Contrasting The Data
Interested in what other experts had to say about this, we reached out to Jonathan Rubin, CEO of New Leaf Data Services, and walked him through the data. In his opinion, the direction things seem to be moving makes sense. “Declining wholesale prices in the most mature, competitive markets should encourage more legal buying,” he said.

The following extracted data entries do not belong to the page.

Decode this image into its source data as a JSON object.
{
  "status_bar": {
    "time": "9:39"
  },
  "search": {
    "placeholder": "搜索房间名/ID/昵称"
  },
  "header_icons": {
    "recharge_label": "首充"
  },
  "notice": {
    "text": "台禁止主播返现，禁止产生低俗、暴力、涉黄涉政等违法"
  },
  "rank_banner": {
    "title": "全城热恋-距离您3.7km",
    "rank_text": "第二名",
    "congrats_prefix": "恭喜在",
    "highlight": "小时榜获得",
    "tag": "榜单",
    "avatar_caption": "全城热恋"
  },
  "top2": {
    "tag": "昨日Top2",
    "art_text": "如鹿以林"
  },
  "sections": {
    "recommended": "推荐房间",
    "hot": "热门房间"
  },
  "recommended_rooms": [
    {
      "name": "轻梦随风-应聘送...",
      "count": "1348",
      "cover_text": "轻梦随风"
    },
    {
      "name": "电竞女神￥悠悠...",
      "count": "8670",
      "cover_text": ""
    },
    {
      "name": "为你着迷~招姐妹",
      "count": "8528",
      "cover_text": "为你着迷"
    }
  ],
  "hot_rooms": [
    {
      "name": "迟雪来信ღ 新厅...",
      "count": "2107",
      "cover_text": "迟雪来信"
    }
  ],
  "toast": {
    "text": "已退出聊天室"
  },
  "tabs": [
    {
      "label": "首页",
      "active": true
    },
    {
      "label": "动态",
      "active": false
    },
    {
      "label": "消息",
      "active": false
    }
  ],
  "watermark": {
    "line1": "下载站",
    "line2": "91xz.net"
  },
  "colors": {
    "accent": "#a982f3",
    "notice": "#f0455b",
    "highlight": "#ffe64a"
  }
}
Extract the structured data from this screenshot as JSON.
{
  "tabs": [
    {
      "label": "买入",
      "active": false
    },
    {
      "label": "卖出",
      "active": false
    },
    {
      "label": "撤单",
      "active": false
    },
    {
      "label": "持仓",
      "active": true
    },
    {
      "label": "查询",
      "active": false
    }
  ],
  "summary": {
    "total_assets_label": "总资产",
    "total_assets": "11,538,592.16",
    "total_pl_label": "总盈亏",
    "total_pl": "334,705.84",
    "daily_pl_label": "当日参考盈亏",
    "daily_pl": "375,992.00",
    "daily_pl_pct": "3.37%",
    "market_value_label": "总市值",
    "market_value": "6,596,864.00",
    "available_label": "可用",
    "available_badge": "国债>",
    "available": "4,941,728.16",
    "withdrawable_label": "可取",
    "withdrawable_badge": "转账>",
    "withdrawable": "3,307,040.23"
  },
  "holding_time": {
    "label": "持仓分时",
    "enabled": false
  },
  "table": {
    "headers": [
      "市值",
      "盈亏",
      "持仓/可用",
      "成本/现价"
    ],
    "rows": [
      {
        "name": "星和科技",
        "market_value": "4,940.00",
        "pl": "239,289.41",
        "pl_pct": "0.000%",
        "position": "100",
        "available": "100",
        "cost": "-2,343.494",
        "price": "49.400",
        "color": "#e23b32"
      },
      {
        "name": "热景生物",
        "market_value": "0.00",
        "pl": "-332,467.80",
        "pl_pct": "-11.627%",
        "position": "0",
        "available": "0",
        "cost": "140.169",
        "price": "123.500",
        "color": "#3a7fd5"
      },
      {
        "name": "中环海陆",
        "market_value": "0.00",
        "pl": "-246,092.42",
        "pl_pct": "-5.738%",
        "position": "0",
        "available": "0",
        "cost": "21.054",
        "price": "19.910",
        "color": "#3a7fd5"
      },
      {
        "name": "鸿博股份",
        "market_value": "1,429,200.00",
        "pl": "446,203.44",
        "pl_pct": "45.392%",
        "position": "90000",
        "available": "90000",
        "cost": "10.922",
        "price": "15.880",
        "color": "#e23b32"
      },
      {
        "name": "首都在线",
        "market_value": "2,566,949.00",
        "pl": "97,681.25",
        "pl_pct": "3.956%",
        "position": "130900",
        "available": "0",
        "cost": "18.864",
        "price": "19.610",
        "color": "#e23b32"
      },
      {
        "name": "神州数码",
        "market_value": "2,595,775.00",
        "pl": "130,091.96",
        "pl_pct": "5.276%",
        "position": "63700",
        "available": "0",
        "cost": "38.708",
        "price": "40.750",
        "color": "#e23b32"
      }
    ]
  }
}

“While legal cannabis will nearly always incur higher productions costs due to regulatory compliance (from testing and packaging requirements to license fees and taxes), the dramatic price erosion witnessed over the past few years makes legal supplies more price competitive with the black market. As illustrated in the chart below, the U.S. Spot Index, which tracks the national wholesale price, has declined 35% since the beginning of 2016,” he added.
State By State
The chart below looks at the states that saw the largest declines in confiscations. It should be noted that, while California experienced the largest decay, these numbers only reflect the plants and buds confiscated within the state’s limits. However, California’s illegal producers supply a large amount of the illegal weed consumed in many other U.S. states.
“Also, the wildfires in California last year could have impacted the reduction in plant seizures,” Karnes warned.
Finally, for context and comparison, see BDS Analytics’ estimates for 2017. As it can be appreciated, black market sales accounted for only 1/3 of sales in Colorado, and half of sales in Washington.
By means of conclusion, we’d like to quote a paragraph from the report “The State of Legal Marijuana Markets,” published by BDS Analytics and the ArcView Group.
“The successful reduction of the illicit markets in Colorado, Washington, and Oregon provides evidence that legalization works, and continues to support the assertion that ‘more legalization is better.’ Colorado has been most successful, licensed most liberally, and taxed the least; its legal market has grown the most and done the most damage to the illicit market. With the addition of California and Canada to the ranks of adult-use markets, it can now be expected that the overall North American illicit market will continuously decline throughout the forecast period and beyond,” it reads.
“The conclusion I draw from all of this is: draw your own conclusion,” Moore added. “However, these facts point to one of the four potential outcomes mentioned above.”